Clinical Nutrition Manager and Supervisor of the Ambassador Program: Young Hee Kim, MS, RD, LDN, CNSC

Food and Nutrition Supervisors: Ron Thibodeau; Rita Martinez; Sara DiPinto; Bruce Cierpial; and Chris Einhaus

Group Purchasing Organization: Premier, Inc.

Aladdin Temp-Rite Representatives: Peter Savenko and Eric Roebuck

 Baystate’s guest service ambassadors enter patient meal orders into an iPad that’s integrated into the hospital’s foodservice software system. Meal orders are held in queue until a designated time, then batch-printed as tickets into the kitchen. The supervisor on duty separates the tickets by unit, and in predetermined sequential order gives the featured menu item tickets to the pods and any outlier items to the room service line for that particular unit. Those meals are prepared, then coordinated at the pod, and the entire floor’s trays are delivered at once. This process continues unit by unit until all meals have been prepared, assembled and delivered. Today, nearly 80 percent of all patient trays are produced and delivered as part of the new pod system and 20 percent of the units use either room service or preselect menu service due to the nature of the patients’ conditions and foodservice needs. 

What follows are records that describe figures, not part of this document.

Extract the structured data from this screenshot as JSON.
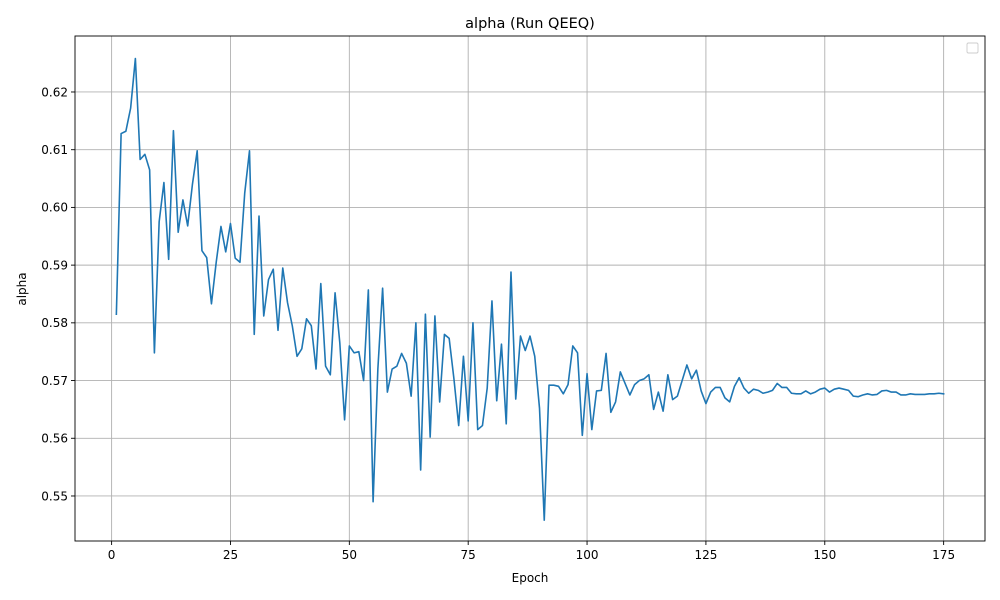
{
  "chart_data": {
    "type": "line",
    "title": "alpha (Run QEEQ)",
    "xlabel": "Epoch",
    "ylabel": "alpha",
    "xlim": [
      -7.7,
      183.7
    ],
    "ylim": [
      0.5422,
      0.6297
    ],
    "xticks": [
      0,
      25,
      50,
      75,
      100,
      125,
      150,
      175
    ],
    "yticks": [
      0.55,
      0.56,
      0.57,
      0.58,
      0.59,
      0.6,
      0.61,
      0.62
    ],
    "ytick_labels": [
      "0.55",
      "0.56",
      "0.57",
      "0.58",
      "0.59",
      "0.60",
      "0.61",
      "0.62"
    ],
    "grid": true,
    "legend": {
      "placement": "top-right",
      "entries": []
    },
    "line_color": "#1f77b4",
    "series": [
      {
        "x": [
          1,
          2,
          3,
          4,
          5,
          6,
          7,
          8,
          9,
          10,
          11,
          12,
          13,
          14,
          15,
          16,
          17,
          18,
          19,
          20,
          21,
          22,
          23,
          24,
          25,
          26,
          27,
          28,
          29,
          30,
          31,
          32,
          33,
          34,
          35,
          36,
          37,
          38,
          39,
          40,
          41,
          42,
          43,
          44,
          45,
          46,
          47,
          48,
          49,
          50,
          51,
          52,
          53,
          54,
          55,
          56,
          57,
          58,
          59,
          60,
          61,
          62,
          63,
          64,
          65,
          66,
          67,
          68,
          69,
          70,
          71,
          72,
          73,
          74,
          75,
          76,
          77,
          78,
          79,
          80,
          81,
          82,
          83,
          84,
          85,
          86,
          87,
          88,
          89,
          90,
          91,
          92,
          93,
          94,
          95,
          96,
          97,
          98,
          99,
          100,
          101,
          102,
          103,
          104,
          105,
          106,
          107,
          108,
          109,
          110,
          111,
          112,
          113,
          114,
          115,
          116,
          117,
          118,
          119,
          120,
          121,
          122,
          123,
          124,
          125,
          126,
          127,
          128,
          129,
          130,
          131,
          132,
          133,
          134,
          135,
          136,
          137,
          138,
          139,
          140,
          141,
          142,
          143,
          144,
          145,
          146,
          147,
          148,
          149,
          150,
          151,
          152,
          153,
          154,
          155,
          156,
          157,
          158,
          159,
          160,
          161,
          162,
          163,
          164,
          165,
          166,
          167,
          168,
          169,
          170,
          171,
          172,
          173,
          174,
          175
        ],
        "values": [
          0.5815,
          0.6128,
          0.6132,
          0.6172,
          0.6258,
          0.6083,
          0.6092,
          0.6065,
          0.5748,
          0.5975,
          0.6043,
          0.591,
          0.6133,
          0.5957,
          0.6013,
          0.5968,
          0.604,
          0.6098,
          0.5925,
          0.5913,
          0.5833,
          0.5905,
          0.5967,
          0.5923,
          0.5972,
          0.5912,
          0.5905,
          0.6025,
          0.6098,
          0.578,
          0.5985,
          0.5812,
          0.5875,
          0.5893,
          0.5787,
          0.5895,
          0.5835,
          0.5795,
          0.5742,
          0.5755,
          0.5807,
          0.5795,
          0.572,
          0.5868,
          0.5725,
          0.571,
          0.5852,
          0.5765,
          0.5632,
          0.576,
          0.5748,
          0.575,
          0.57,
          0.5857,
          0.549,
          0.572,
          0.586,
          0.568,
          0.572,
          0.5725,
          0.5747,
          0.573,
          0.5673,
          0.58,
          0.5545,
          0.5815,
          0.5602,
          0.5812,
          0.5663,
          0.578,
          0.5773,
          0.5703,
          0.5622,
          0.5742,
          0.563,
          0.58,
          0.5615,
          0.5622,
          0.5687,
          0.5838,
          0.5665,
          0.5763,
          0.5625,
          0.5888,
          0.5668,
          0.5777,
          0.5752,
          0.5777,
          0.5742,
          0.5652,
          0.5458,
          0.5692,
          0.5692,
          0.569,
          0.5677,
          0.5693,
          0.576,
          0.5748,
          0.5605,
          0.5712,
          0.5615,
          0.5682,
          0.5683,
          0.5747,
          0.5645,
          0.5663,
          0.5715,
          0.5695,
          0.5675,
          0.5693,
          0.57,
          0.5703,
          0.571,
          0.565,
          0.568,
          0.5647,
          0.571,
          0.5667,
          0.5673,
          0.57,
          0.5727,
          0.5703,
          0.5718,
          0.5682,
          0.566,
          0.568,
          0.5688,
          0.5688,
          0.567,
          0.5663,
          0.569,
          0.5705,
          0.5687,
          0.5678,
          0.5685,
          0.5683,
          0.5678,
          0.568,
          0.5683,
          0.5695,
          0.5688,
          0.5688,
          0.5678,
          0.5677,
          0.5677,
          0.5682,
          0.5677,
          0.568,
          0.5685,
          0.5687,
          0.568,
          0.5685,
          0.5687,
          0.5685,
          0.5683,
          0.5673,
          0.5672,
          0.5675,
          0.5677,
          0.5675,
          0.5676,
          0.5682,
          0.5683,
          0.568,
          0.568,
          0.5675,
          0.5675,
          0.5677,
          0.5676,
          0.5676,
          0.5676,
          0.5677,
          0.5677,
          0.5678,
          0.5677
        ]
      }
    ]
  }
}
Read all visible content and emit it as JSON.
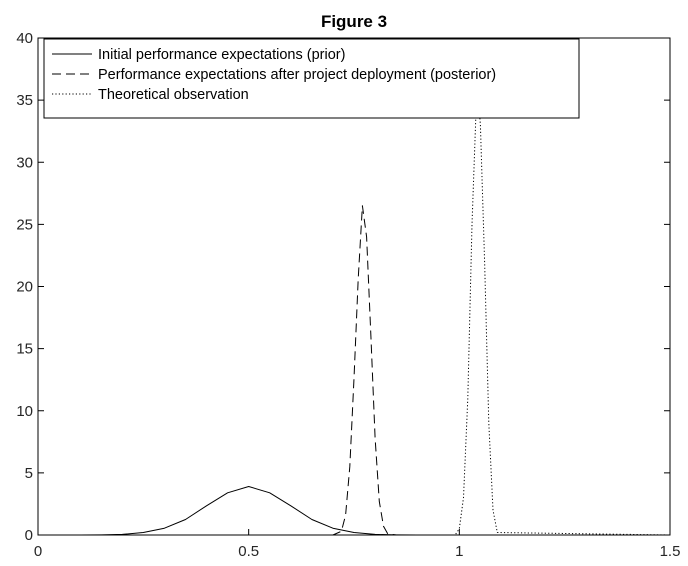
{
  "chart_data": {
    "type": "line",
    "title": "Figure 3",
    "xlabel": "",
    "ylabel": "",
    "xlim": [
      0,
      1.5
    ],
    "ylim": [
      0,
      40
    ],
    "x_ticks": [
      0,
      0.5,
      1,
      1.5
    ],
    "x_tick_labels": [
      "0",
      "0.5",
      "1",
      "1.5"
    ],
    "y_ticks": [
      0,
      5,
      10,
      15,
      20,
      25,
      30,
      35,
      40
    ],
    "y_tick_labels": [
      "0",
      "5",
      "10",
      "15",
      "20",
      "25",
      "30",
      "35",
      "40"
    ],
    "grid": false,
    "legend_position": "top-left",
    "series": [
      {
        "name": "Initial performance expectations (prior)",
        "line_style": "solid",
        "color": "#000000",
        "x": [
          0.0,
          0.05,
          0.1,
          0.15,
          0.2,
          0.25,
          0.3,
          0.35,
          0.4,
          0.45,
          0.5,
          0.55,
          0.6,
          0.65,
          0.7,
          0.75,
          0.8,
          0.85,
          0.9,
          0.95,
          1.0,
          1.5
        ],
        "y": [
          0.0,
          0.0,
          0.0,
          0.01,
          0.05,
          0.2,
          0.55,
          1.25,
          2.35,
          3.4,
          3.9,
          3.4,
          2.35,
          1.25,
          0.55,
          0.2,
          0.05,
          0.01,
          0.0,
          0.0,
          0.0,
          0.0
        ]
      },
      {
        "name": "Performance expectations after project deployment (posterior)",
        "line_style": "dashed",
        "color": "#000000",
        "x": [
          0.0,
          0.7,
          0.72,
          0.73,
          0.74,
          0.75,
          0.76,
          0.77,
          0.78,
          0.79,
          0.8,
          0.81,
          0.82,
          0.83,
          0.85,
          1.5
        ],
        "y": [
          0.0,
          0.0,
          0.3,
          1.6,
          5.5,
          12.6,
          20.6,
          26.5,
          24.0,
          16.0,
          7.8,
          2.7,
          0.7,
          0.1,
          0.0,
          0.0
        ]
      },
      {
        "name": "Theoretical observation",
        "line_style": "dotted",
        "color": "#000000",
        "x": [
          0.0,
          0.99,
          1.0,
          1.01,
          1.02,
          1.03,
          1.04,
          1.045,
          1.05,
          1.06,
          1.07,
          1.08,
          1.09,
          1.5
        ],
        "y": [
          0.0,
          0.0,
          0.5,
          3.0,
          11.0,
          25.0,
          34.5,
          35.2,
          33.0,
          22.0,
          9.0,
          2.0,
          0.2,
          0.0
        ]
      }
    ]
  }
}
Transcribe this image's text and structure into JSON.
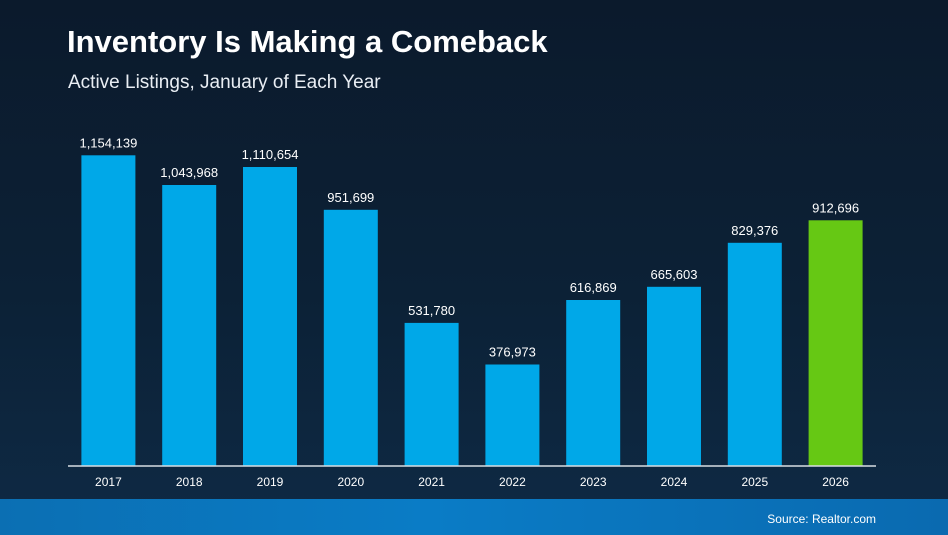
{
  "title": "Inventory Is Making a Comeback",
  "subtitle": "Active Listings, January of Each Year",
  "source": "Source: Realtor.com",
  "colors": {
    "bar": "#00a8e8",
    "highlight": "#66c814",
    "axis": "#d8dde3",
    "footer": "#0a78c2"
  },
  "chart_data": {
    "type": "bar",
    "title": "Inventory Is Making a Comeback",
    "subtitle": "Active Listings, January of Each Year",
    "xlabel": "",
    "ylabel": "",
    "ylim": [
      0,
      1200000
    ],
    "categories": [
      "2017",
      "2018",
      "2019",
      "2020",
      "2021",
      "2022",
      "2023",
      "2024",
      "2025",
      "2026"
    ],
    "values": [
      1154139,
      1043968,
      1110654,
      951699,
      531780,
      376973,
      616869,
      665603,
      829376,
      912696
    ],
    "labels": [
      "1,154,139",
      "1,043,968",
      "1,110,654",
      "951,699",
      "531,780",
      "376,973",
      "616,869",
      "665,603",
      "829,376",
      "912,696"
    ],
    "highlight_category": "2026",
    "grid": false
  }
}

 Each pod contains Aladdin Temp-Rite equipment, including two air-curtain refrigerators, a five-well steam table and a stainless steel worktable. The pods feature Aladdin Temp-Rite’s Heat on Demand Advantage and Ready-Chill systems. Advantage is an induction heat activator that has a 12-second heating cycle for pellet bases. The system maintains hot food temperatures at or above 140 degrees F for up to one hour, without having to use a heated plate. If a heated plate is used, the Advantage system will keep food hot for up to 73 minutes. Baystate also uses Advantage on their room service line.

  The Ready-Chill system, which holds cold food for up to an hour, includes freezable cold bases, domes and dishes. Aladdin Temp-Rite meal transport carts used by Baystate hold 16 trays, and feature a built-in top rail, pass-through doors and four swivel casters.

 

Richard Callahan, Executive Chef, and Young Hee Kim, Manager, Clinical Nutrition, inspect tray assembly and maintain high-quality standards throughout the operation.

   “Once one unit’s trays are done, we start tray fulfillment for another unit,” Robinson says. “We are now able to produce 500 to 600 meals in one and a half hours three times a day. The hot food delivered to patients is hot, and the cold food is cold, the perfect combination.”

Overall patient satisfaction scores have increased significantly, and the hospital’s staff is extremely pleased. “We monitor satisfaction using PRC (Professional Research Consultants) scores regarding patient scores of percentage excellence,” says Robinson. “Our ranking among our peers went from low teens with a room service model to 70 percent with our new hybrid model. What could be a better outcome?”